Получив у доктора чек, механически взглянула, что из моего рассказа запечатлела в компьютере симпатичная медсестра. Невольно вспомнила те времена, когда мой год рождения располагался в самом конце списка пациентов гинекологического кабинета. М-да, времена изменились.
Взглянула на часы, они показывали 11:35.
Выйдя из клиники, я увидела множество людей, прогуливающихся под солнцем. Их ежедневные траектории отличались поразительным постоянством, так что убийца, к примеру, с легкостью мог вычислить и настичь любого из них. В то время как воздушное пространство вокруг нас открыто во многих направлениях. Иногда направления движений открыты практически на 360 градусов. Когда стоим спиной к стене, тогда — если повезет — все-таки на 180. Я могла бы сейчас пройти через парковку, лечь на спину под деревом и начать звать людей на помощь. Могла бы оформить визу, купить билет и уехать к старому приятелю в Рио-де-Жанейро. И там потеряться или начать новую жизнь. Могла бы махнуть на машине в Латвию, хотя бы на пару дней, отыскать тамошних знакомых или, наоборот, могла бы, в терапевтическом смысле, изображать в Латвии лжеперсону, укрыться на какое-то время под вымышленной биографией. Но ничего такого я делать сейчас не буду, как и раньше не делала в течение этого лета. Возможности. Большая часть их умирает — так, может, они и не существуют в действительности?
«У тебя была возможность». У тебя есть возможность. Я несколько раз повторила про себя эти надрывные фразы.
В это пятничное утро вокруг меня прогуливалось множество людей.

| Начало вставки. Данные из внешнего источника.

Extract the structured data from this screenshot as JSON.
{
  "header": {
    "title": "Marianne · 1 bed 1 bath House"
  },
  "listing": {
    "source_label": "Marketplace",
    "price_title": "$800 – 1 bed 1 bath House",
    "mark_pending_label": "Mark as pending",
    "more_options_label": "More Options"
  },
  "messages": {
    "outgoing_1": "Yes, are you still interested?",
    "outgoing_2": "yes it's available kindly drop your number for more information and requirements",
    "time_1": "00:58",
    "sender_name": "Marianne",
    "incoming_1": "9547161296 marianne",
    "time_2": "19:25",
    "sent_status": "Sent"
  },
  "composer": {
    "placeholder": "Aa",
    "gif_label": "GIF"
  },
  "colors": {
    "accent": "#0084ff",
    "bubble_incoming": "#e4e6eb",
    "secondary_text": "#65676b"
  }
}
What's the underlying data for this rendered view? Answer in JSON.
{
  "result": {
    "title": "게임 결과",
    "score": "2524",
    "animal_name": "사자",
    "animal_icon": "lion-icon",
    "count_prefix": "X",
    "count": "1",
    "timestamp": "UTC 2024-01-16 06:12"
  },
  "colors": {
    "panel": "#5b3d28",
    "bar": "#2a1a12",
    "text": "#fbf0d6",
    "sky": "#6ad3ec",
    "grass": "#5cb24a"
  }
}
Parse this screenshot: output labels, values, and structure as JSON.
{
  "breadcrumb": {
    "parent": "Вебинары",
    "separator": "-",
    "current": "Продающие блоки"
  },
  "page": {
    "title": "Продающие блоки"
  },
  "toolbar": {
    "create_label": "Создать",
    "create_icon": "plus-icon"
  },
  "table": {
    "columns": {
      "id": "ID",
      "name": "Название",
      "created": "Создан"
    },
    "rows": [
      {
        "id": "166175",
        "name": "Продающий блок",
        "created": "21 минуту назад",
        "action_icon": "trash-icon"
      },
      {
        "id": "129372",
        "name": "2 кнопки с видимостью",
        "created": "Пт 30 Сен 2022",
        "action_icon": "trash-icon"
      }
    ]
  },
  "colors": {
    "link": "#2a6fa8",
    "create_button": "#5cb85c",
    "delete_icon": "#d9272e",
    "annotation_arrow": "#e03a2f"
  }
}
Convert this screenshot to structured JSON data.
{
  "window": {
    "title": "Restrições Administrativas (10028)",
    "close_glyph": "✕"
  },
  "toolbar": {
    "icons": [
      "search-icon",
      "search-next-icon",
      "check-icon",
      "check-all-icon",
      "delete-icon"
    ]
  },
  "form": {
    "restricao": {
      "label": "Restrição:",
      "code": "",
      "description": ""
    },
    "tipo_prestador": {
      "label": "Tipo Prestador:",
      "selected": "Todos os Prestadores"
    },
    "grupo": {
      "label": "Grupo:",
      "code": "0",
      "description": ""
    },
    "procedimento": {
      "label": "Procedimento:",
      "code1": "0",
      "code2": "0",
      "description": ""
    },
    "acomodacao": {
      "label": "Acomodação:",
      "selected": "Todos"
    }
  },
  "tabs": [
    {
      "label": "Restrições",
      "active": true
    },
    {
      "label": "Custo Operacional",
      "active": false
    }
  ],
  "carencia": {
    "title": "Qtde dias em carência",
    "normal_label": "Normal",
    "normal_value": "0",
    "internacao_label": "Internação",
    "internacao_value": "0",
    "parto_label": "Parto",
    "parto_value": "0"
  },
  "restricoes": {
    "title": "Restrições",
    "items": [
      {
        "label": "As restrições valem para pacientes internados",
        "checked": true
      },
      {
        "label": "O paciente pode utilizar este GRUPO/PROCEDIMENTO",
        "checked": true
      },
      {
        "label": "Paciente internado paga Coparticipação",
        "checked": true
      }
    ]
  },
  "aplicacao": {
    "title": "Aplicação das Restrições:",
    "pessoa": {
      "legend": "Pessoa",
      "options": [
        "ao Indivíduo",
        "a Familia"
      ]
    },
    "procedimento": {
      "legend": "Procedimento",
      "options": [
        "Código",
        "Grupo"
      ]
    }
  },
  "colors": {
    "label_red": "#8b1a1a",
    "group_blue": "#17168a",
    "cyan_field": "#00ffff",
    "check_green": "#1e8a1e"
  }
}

Я села в машину, жаркую как печь. Мне некогда было ждать, пока она остынет, опустила стекла и поехала. Сделала в городе пару дел, даже побывала на одном совещании, хотя сосредоточиться было очень трудно. Мне не удалось оставить о себе впечатление внимательного и бодрого человека, приходилось по несколько раз переспрашивать и уточнять: «Так во сколько в пятницу? Так ты сказала, что уже пригласила его выступить?» Глупо улыбалась, хотя и предпочла бы обратить на себя внимание деловитостью, но что теперь поделаешь.
Через несколько часов я направилась домой, в район советской новостройки, который все больше становился похожим на гетто и в светлые летние дни выглядел особенно удручающе. Деревья, разумеется, были зелеными, трава подстрижена и некоторые кусты желтовато цвели. Фасады и боковые стены отдельных панельных домов выглядели утепленными, молодые семьи прогуливались с детьми и собаками. И все-таки именно летом этот район производил на меня впечатление замкнутой виртуальной среды, напоминая давние игры SimCity.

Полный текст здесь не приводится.